The process of writing the main memory is similar. The system puts the unit address and data to be written on the address bus and the data bus respectively, and the main memory reads the contents of the two buses and performs corresponding write operations.
It can be seen here that the main memory access time is only linearly related to the number of accesses. Because there is no mechanical operation, the "distance" of the data accessed twice will not have any effect on the time. For example, take A0 first and then take it. The time consumption of A1 is the same as taking A0 first and then taking D3.
Principles of Disk Access
As mentioned above, indexes are generally stored on disk in the form of files, and index retrieval requires disk I/O operations. Unlike main memory, disk I/O has mechanical movement costs, so the time consumption of disk I/O is huge.
A disk is composed of circular disks of the same size and coaxial. The disks can rotate (each disk must rotate synchronously). There is a head holder on one side of the disk. The head holder fixes a group of heads. Each head is responsible for accessing the contents of a disk. The magnetic head cannot rotate, but it can move along the radius of the disk (actually in the oblique tangential direction).
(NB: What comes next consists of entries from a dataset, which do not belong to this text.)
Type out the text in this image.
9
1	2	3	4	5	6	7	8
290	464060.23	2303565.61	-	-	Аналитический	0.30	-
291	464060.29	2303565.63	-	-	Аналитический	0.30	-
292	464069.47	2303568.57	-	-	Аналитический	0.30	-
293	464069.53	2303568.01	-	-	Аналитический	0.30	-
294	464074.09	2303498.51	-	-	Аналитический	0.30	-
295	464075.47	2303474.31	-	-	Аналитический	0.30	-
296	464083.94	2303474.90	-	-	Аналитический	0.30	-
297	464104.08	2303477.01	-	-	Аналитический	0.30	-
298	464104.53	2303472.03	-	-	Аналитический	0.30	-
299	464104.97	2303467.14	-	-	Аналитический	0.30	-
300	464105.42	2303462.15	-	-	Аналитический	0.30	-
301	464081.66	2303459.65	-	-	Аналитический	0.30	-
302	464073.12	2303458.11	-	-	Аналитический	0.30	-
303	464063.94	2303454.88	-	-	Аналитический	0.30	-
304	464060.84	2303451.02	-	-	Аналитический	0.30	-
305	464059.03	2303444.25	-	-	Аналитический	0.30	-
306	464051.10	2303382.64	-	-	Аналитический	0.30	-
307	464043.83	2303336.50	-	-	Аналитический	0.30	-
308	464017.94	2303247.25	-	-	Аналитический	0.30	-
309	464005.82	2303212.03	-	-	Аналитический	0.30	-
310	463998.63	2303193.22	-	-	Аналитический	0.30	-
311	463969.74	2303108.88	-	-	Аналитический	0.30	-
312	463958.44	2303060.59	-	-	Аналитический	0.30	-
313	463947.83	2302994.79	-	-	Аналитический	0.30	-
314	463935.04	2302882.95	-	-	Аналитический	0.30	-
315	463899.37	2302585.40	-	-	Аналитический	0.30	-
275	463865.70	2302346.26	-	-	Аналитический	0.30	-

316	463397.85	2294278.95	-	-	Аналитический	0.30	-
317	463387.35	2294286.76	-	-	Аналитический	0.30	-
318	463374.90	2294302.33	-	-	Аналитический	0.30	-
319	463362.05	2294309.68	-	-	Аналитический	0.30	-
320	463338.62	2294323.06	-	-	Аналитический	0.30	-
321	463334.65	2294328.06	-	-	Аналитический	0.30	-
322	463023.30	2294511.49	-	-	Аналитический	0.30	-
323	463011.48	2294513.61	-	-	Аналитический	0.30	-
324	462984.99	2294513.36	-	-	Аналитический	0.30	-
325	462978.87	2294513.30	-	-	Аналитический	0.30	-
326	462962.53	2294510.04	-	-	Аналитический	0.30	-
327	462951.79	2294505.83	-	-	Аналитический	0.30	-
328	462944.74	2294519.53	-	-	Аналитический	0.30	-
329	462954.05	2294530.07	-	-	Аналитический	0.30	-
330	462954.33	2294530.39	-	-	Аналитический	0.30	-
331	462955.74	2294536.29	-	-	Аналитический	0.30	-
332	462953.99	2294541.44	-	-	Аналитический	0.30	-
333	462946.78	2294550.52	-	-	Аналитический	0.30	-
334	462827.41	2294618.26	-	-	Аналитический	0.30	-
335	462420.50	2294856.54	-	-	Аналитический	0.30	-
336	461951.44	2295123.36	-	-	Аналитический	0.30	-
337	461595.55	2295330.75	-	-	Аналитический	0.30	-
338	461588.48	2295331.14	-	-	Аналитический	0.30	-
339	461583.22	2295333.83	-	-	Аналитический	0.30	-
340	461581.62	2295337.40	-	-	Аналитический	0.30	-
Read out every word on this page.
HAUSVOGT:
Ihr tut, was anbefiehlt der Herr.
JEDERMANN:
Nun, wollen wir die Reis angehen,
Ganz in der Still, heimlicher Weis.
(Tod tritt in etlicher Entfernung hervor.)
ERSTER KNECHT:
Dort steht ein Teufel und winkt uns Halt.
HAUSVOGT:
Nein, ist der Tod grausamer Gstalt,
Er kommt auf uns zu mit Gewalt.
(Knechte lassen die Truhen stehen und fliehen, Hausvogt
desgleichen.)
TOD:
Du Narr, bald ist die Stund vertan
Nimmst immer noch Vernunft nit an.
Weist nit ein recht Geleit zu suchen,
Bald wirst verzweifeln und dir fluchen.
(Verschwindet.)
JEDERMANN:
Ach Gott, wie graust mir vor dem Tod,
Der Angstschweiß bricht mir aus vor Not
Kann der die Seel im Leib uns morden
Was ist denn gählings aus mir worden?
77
Each head must also be coaxial at the same time, that is, when viewed from directly above, all the heads overlap at all times (but At present, there are independent technologies for multiple heads, which are not subject to this limitation).
The disc is divided into a series of concentric rings. The center of the circle is the center of the disc. Each concentric ring is called a track, and all tracks with the same radius form a cylinder. The track is divided into small segments along the radius line. Each segment is called a sector, and each sector is the smallest storage unit of the disk. For the sake of simplicity, we assume that the disk has only one platter and one head.
When data needs to be read from the disk, the system transmits the logical address of the data to the disk, and the control circuit of the disk translates the logical address into a physical address according to the addressing logic, that is, to determine which track and sector the data to be read is on. In order to read the data in this sector, the magnetic head needs to be placed above this sector. In order to achieve this, the magnetic head needs to move to align with the corresponding track. This process is called seek, and the time spent is called seek time. The time the target sector rotates under the head is called the rotation time.